Cherreads

Chapter 158 - Asset Salvage and Forced Outplacement

The heavy, gold-rimmed edge of the parchment turned with a crisp, uniform snap under my leather-gloved thumb. Downward from my chest-mounted perspective, the polished mahogany of the principal's desk stretched out, reflecting the low, rhythmic amber pulsing of the Tycoon's Ledger. The room was freezing, cooled to a precise sixty degrees to prevent the structural thermal throttling of the primary data grids humming behind the oak paneling.

A sharp, glass-like chime echoed through the silence of the office. On the massive vertical monitor array directly in front of me, the real-time telemetry stream from Sector 3 shifted from a chaotic crimson to a flat, motionless slate grey.

The timer had reached 00:00:00.

"The three-minute grace window for Asset Group-Leo has terminated, Principal," Seraphina's voice cut through the ambient cooling drone. Her high heels clicked twice on the black marble floor as she stepped into the frame of my vision, her hand extending a cold, platinum-plated stylus toward the terminal screen. "Final performance yield: 99,500 Tokens. Total deficit against the outsourced lower-realm baseline: 650,500 Tokens. They have failed to meet the corrected PIP quota."

My gloves creaked softly as I tightened my grip on the gold fountain pen, capping it with a single, metallic click.

"Then the resource is in default," I murmured, my voice flat, matching the smooth, unyielding trajectory of the graphs on the display. "Initiate the material reclamation protocol. We cannot carry depreciating assets into the next fiscal quarter."

"Principal Thorne," Elara's voice flared from the doorway. The camera angle of my chest shifted slightly as I turned my torso toward her. She stood there, her fingers gripping the brass handle of the door so tightly her knuckles showed stark white against her tan skin. "Leo's party didn't stop moving for twenty-four hours! They broke their own bones trying to hit your numbers! You can't just dissolve them into server fuel because an outsourced zombie in Hell works for pennies less!"

I did not raise my voice. I simply tapped the obsidian terminal screen.

"A defaulted human resource is merely real estate with a heartbeat, Elara," I stated coldly, the pale blue luminescence of the monitor reflecting off the crystal inkwell on my desk. "Under Section 112 of the End User License Agreement they signed during their student onboarding, physical default triggers an automatic asset-strip to recover un-extracted capital. We are not executing them; we are simply rezoning their biological materials to optimize our infrastructure overhead."

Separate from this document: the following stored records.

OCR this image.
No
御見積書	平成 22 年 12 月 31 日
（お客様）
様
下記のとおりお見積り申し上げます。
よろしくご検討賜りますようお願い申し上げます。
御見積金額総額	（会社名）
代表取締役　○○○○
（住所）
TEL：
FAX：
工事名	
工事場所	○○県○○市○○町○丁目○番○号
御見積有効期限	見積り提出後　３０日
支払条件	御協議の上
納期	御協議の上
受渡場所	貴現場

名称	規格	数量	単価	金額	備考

On the monitor wall, the automated outplacement script executed.

Down in the catacombs of Sector 3, the green visor lights of Leo's Abyssal Hardware suit flickered once, then died. The mechanical musculature of his armor did not just freeze; it contracted violently inward, locking his limbs into a rigid, compact fetal position.

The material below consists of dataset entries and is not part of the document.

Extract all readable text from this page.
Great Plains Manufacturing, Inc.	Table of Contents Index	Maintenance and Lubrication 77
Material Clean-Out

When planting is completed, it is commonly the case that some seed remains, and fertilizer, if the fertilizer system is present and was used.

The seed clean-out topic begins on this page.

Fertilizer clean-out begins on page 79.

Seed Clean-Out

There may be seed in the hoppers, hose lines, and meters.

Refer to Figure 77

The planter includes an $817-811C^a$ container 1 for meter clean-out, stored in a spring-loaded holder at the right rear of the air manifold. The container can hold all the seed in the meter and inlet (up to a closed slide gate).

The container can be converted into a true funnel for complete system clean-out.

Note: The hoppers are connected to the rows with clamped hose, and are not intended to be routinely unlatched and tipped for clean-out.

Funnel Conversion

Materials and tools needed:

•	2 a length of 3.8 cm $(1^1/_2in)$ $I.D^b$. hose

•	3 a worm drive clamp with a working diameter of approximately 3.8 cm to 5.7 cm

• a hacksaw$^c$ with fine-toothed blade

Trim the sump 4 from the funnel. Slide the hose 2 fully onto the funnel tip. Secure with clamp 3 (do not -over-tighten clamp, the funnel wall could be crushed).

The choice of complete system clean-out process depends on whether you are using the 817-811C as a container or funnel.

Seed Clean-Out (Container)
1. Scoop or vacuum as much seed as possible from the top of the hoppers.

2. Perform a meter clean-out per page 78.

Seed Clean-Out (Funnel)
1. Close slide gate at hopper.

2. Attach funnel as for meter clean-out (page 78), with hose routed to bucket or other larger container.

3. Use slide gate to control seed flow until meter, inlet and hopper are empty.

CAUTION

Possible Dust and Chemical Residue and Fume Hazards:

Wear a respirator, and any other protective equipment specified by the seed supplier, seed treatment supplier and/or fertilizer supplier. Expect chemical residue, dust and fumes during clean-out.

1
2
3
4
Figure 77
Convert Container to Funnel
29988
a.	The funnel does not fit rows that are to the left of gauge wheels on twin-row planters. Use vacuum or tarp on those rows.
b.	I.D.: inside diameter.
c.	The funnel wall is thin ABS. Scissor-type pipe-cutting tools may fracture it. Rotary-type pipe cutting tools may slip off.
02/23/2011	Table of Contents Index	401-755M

[ABYSSAL OS: LIQUIDATION PROTOCOL 4.0 ACTIVATED]

ASSET COGNITIVE STATUS: TERMINATED FOR UNDERPERFORMANCE.

MATERIAL SALVAGE RATING: OPTIMAL.

REALLOCATION TARGET: SECTOR 7 CLOUD SERVER FARM (THERMAL COOLING GEL).

A pale, geometric grid of golden lines shot out from the seams of his gauntlets and chest piece, sinking directly through his skin. There was no explosion of magic, no dramatic blood spill—only the dry, high-frequency hum of a system de-materializing localized mass. In a fraction of a second, Leo's physical frame dissolved into neat, barcoded cubes of raw, glowing blue data data blocks. The armor suits collapsed onto the flagstones, completely empty, their surface automatically stamped with white salvage inventory tags.

Seraphina moved her stylus with a fluid, horizontal stroke across her clipboard, checking off three line items in rapid succession. "Biological mass extracted. The elven crystal sweatshop has already received the raw protein data to clear the server farm's thermal throttling from Chapter 123. Total operational cost savings: 45,000 Omni-Credits per annum."

"Excellent," I said, leaning back into my chair, the heavy leather groaning under my weight. I picked up the golden pen once more, positioning it above a new set of incorporation filings for our upcoming multi-region venture. "Have the empty armor suits refurbished and leased to the next batch of freshmen at a twenty percent premium as 'certified pre-owned starter gear'. Let's make sure we show a clean balance sheet before the board meeting tomorrow morning."